OP Here...Just wanted to an update...I am looking for new jobs, but unfortunently, they are hard to come by. Things here are still pretty tense, but I just basically do my job, and then leave when the parents come home. It is not at all how I would like it, but I cannot afford not to be working right now. If I cannot find something soon, I will just have to suck it up until June/July. I did ask about the whole "asking about food thing", and they said that it is not unreasonable of them to ask that I call everytime I want to take something out of the kitchen. I said that I disagreed, but that was basically the end of that. Anyways, just a thing about nannies vs. aupairs, I am 24, college educated, and definently do not have aupair duties! lol. I moved to another country (from Colorado) to learn a third language. I really think it is only in the USA that the aupairs are rather young, naive, and unexperienced. Most of my friends here have all been to college, but merely moved here for the same reason I did! Anyways, thank you all for you comments and advice. I appreciate it! :)

Some Thoughts said...

Consider building a food store within the room they've given you.

If they object, ask what the alternative is. After all, they don't expect you to eat out every time you can't get a hold of them, do they? It is after all much too expensive to do that. Be sure to mention something you're saving money for.

After getting the initial non perishables in the room, begin researching mini fridges. Go as far as print outs or copies of Consumer Reports.

Leave the print outs about, but don't make a point of it. When they ask, answer that you intend to get a fridge since you don't have access to their kitchen.

When the protest and try to remind you of your [restricted] access.

Consider saying something akin to, "I don't if you're a sleep, or if the cell tower goes down or any number of things.
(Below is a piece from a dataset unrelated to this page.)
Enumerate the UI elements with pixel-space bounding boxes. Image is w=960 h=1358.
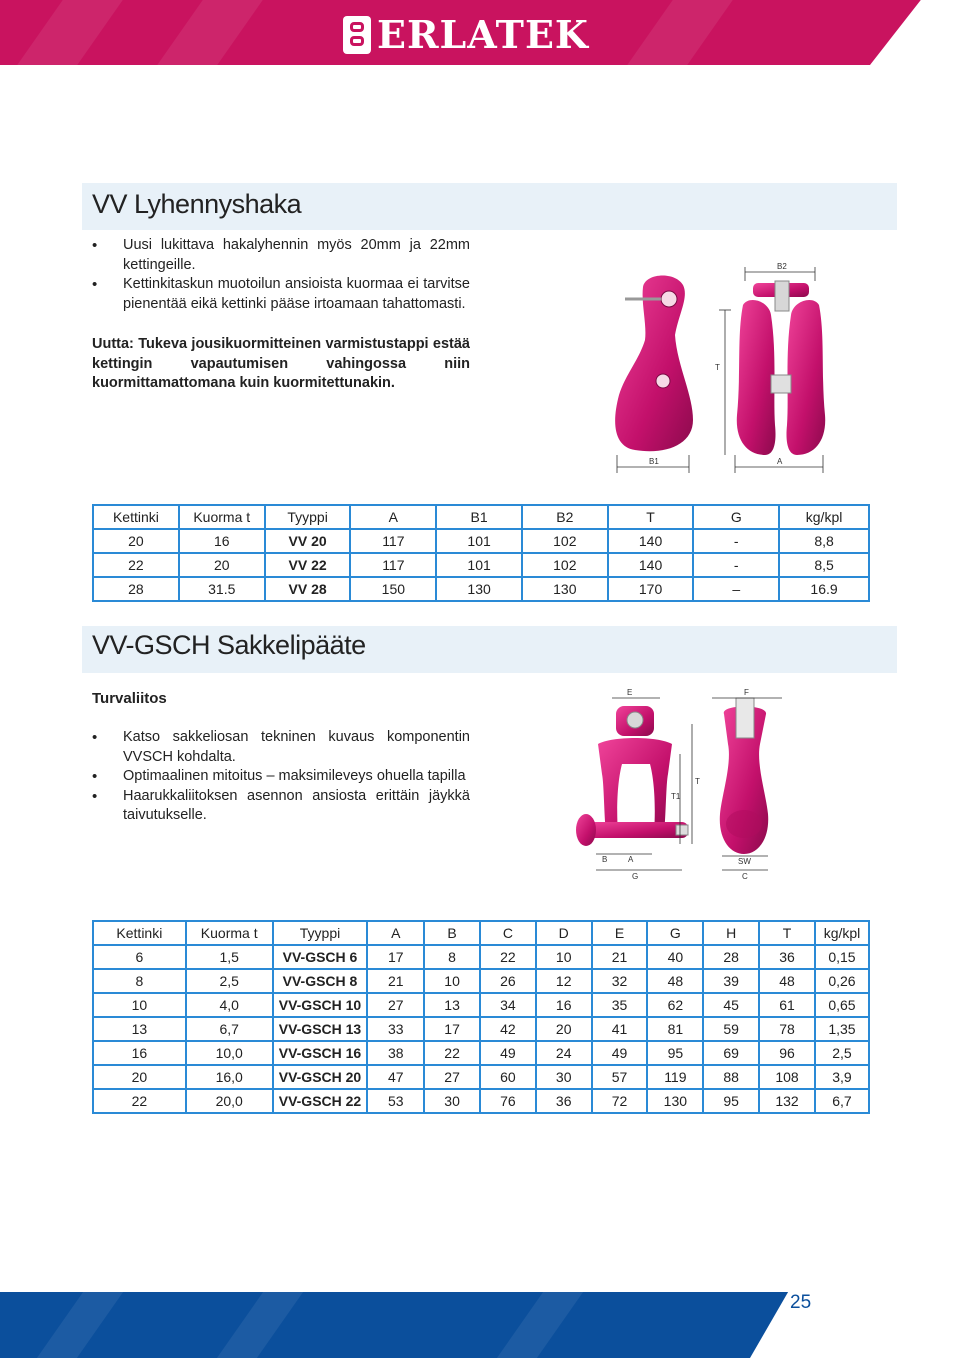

A small fridge is a cheap fix that makes us both happy and I can give it away before I go."

So now:
1. They may want to relent on the kitchen access matter to avoid the fridge or no fridge debate or, as we would all hope, see your point of view about needing to be trusted with access and have access. In that case, merge what you have with what they have, and try to add things on a weekly basis.

2. They may allow the fridge, in which case heck, you've got the access you need.

3. This may cause further tension and end the world by this time next Tuesday.

Have fun!

chick said...

Do as they say. Call them every single solitary time you want something from the kitchen.

Call them, do not walk into their area of the home and ask them. If they don't answer, keep calling until they do respond.

Make sure to get late night munchies a few times per week.

I bet that either they will relent and rescind their orders, or they will be happy you are such a good little order follower.

Either way, you get to laugh at them for being nitwits.